I just read another Mari Puzo book recently, The Family. It’s about the Pope from the 1500’s family. Lets just say if the was Jerry Springer back then in Italy, he would have a recurring family. Not a bad book, though.
I’ve seen it but haven’t read it. The only other Puzo books I’ve read thus far is “Omerta”(It was okay, but I have no desire to read it again) and “The Sicilian”(kind of a spinoff from the Godfather, but I rather enjoyed it).
Final Greetings, glorious [Subliminal]Mutant Monkey[/Subliminal] People of Mangonia. FInal greetings because, do to circumstances beyond our control, I have made a couple of major league fuc…err, agreavous errors in fiscal responsibility. As such, I am forced to retire to my South Pacific Island a couple thousand yards from our great country. As such, I leave in power my estemmed Minister of the People’s Glorious Airforce, HPL.
Inclosing, a few words of wisdom:
“I didn’t do it,” is. the. most. useful. phrase. ever.

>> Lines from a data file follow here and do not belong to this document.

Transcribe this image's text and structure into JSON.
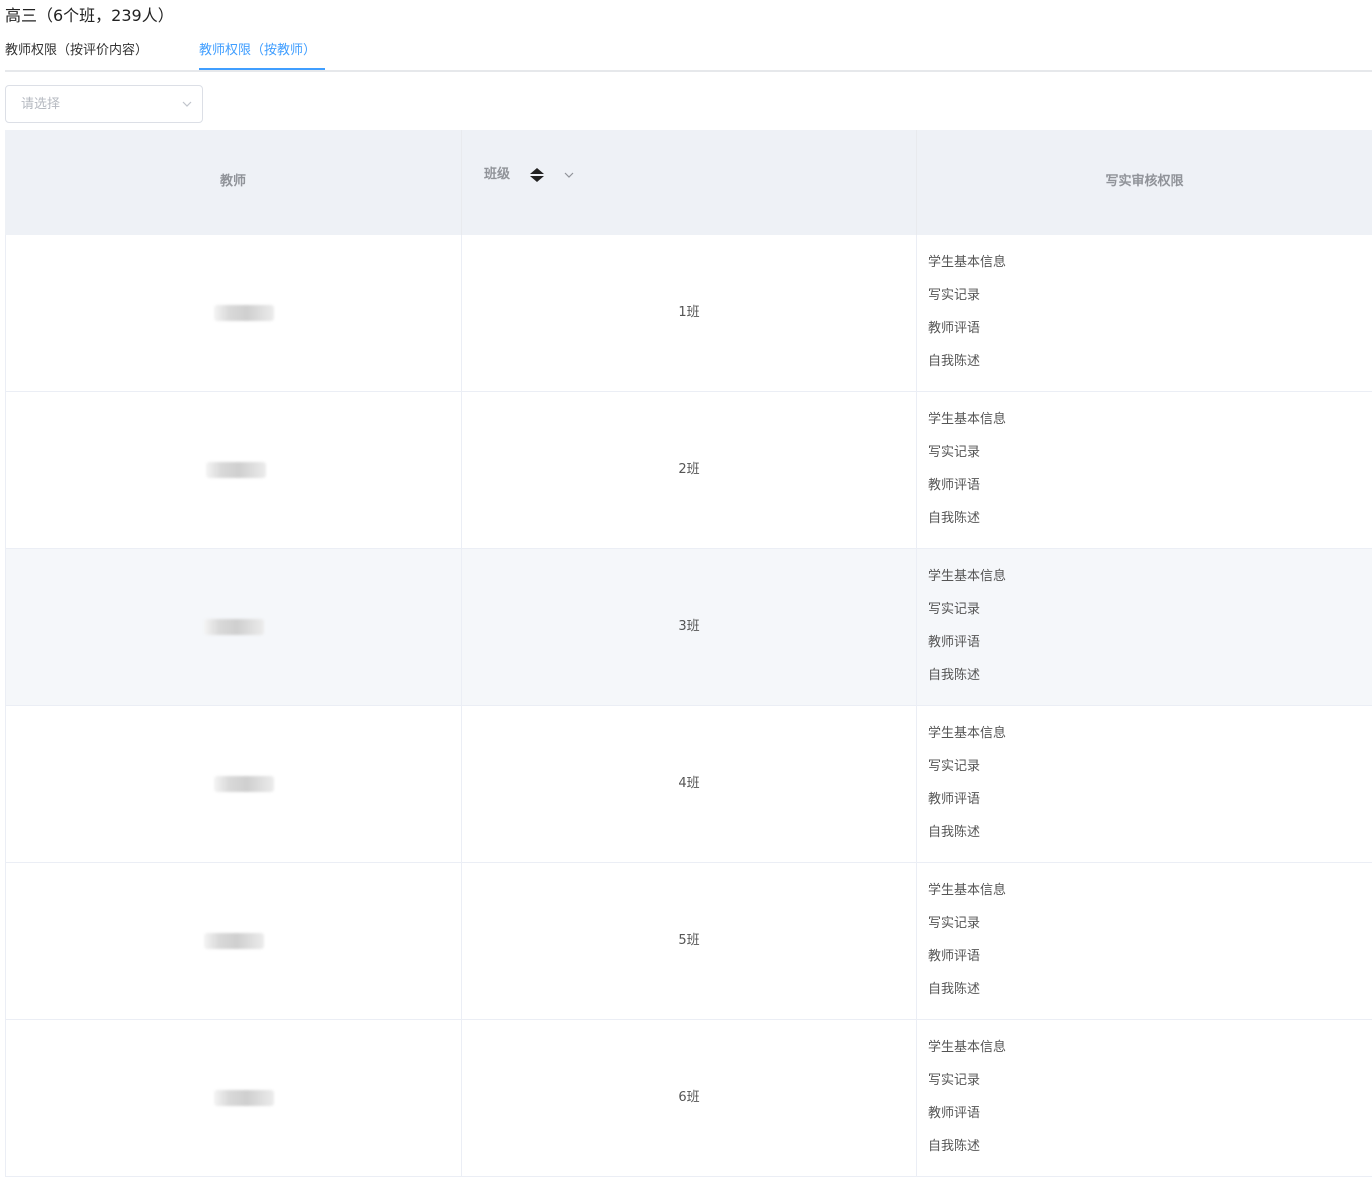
{
  "header": {
    "title": "高三（6个班，239人）"
  },
  "tabs": [
    {
      "label": "教师权限（按评价内容）",
      "active": false
    },
    {
      "label": "教师权限（按教师）",
      "active": true
    }
  ],
  "filter": {
    "placeholder": "请选择"
  },
  "table": {
    "columns": {
      "teacher": "教师",
      "class": "班级",
      "permissions": "写实审核权限"
    },
    "rows": [
      {
        "teacher": "",
        "class": "1班",
        "permissions": [
          "学生基本信息",
          "写实记录",
          "教师评语",
          "自我陈述"
        ]
      },
      {
        "teacher": "",
        "class": "2班",
        "permissions": [
          "学生基本信息",
          "写实记录",
          "教师评语",
          "自我陈述"
        ]
      },
      {
        "teacher": "",
        "class": "3班",
        "permissions": [
          "学生基本信息",
          "写实记录",
          "教师评语",
          "自我陈述"
        ]
      },
      {
        "teacher": "",
        "class": "4班",
        "permissions": [
          "学生基本信息",
          "写实记录",
          "教师评语",
          "自我陈述"
        ]
      },
      {
        "teacher": "",
        "class": "5班",
        "permissions": [
          "学生基本信息",
          "写实记录",
          "教师评语",
          "自我陈述"
        ]
      },
      {
        "teacher": "",
        "class": "6班",
        "permissions": [
          "学生基本信息",
          "写实记录",
          "教师评语",
          "自我陈述"
        ]
      }
    ]
  },
  "colors": {
    "accent": "#409eff",
    "header_bg": "#eef1f6",
    "hover_row_bg": "#f5f7fa",
    "border": "#ebeef5"
  },
  "icons": {
    "select_arrow": "chevron-down-icon",
    "sort": "sort-icon",
    "filter": "filter-chevron-icon"
  }
}
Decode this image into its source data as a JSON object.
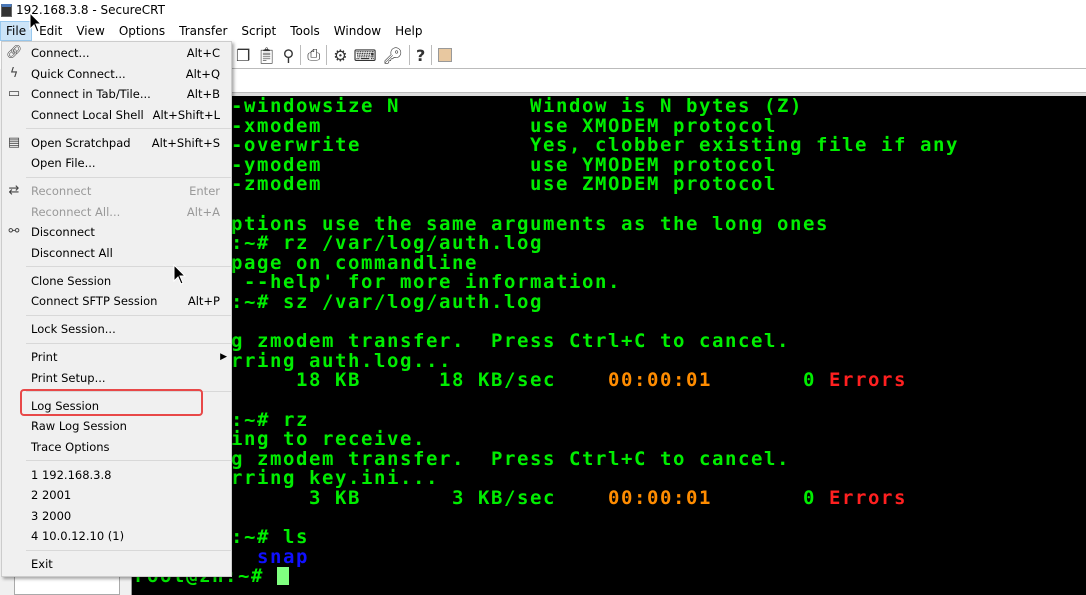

And a poem (Making this up as I go, Might not work, but what the hell):
Once upon a midnight dreary,
I noticed I am out of Beer-eee!!
I know tonight will be a bore,
Because I am very poor.
As I see my pet bird Maven,
Not a parrot, but a Bigass Raven.
I have no parrot, cuz I’m poor,
Quaffed the Raven," Become a man-whore."
This likely my last adress to you good people, so good bye and MUHAHAHAHAHA
As the new Leader of the Magonian republic, I thank “Superduperman” for this wise and concietius decision in investing me with this position of honor and a really good oppurtunity to raid the pension fund. As such, I am issuing the following orders, to be carried out immediatly.
Formost, I am giving myself a rather large pay raise, to be taken out of the slush fund. The minister of squadering will be placed in charge of this project.
I wish that a 10 foot tall statue of our previous leader be erected, to be made of Stone.
For various reasons(primarily to avert the impending Coup), I am immediatly calling for an election. Anyone who wants to volunteer to run should speak up as soon as possible. I will step down the moment the election is complete and resume my position uninterrupted.
Sunday is now **Free Ice Cream ** day. This will be enforced eveywhere in Magonia.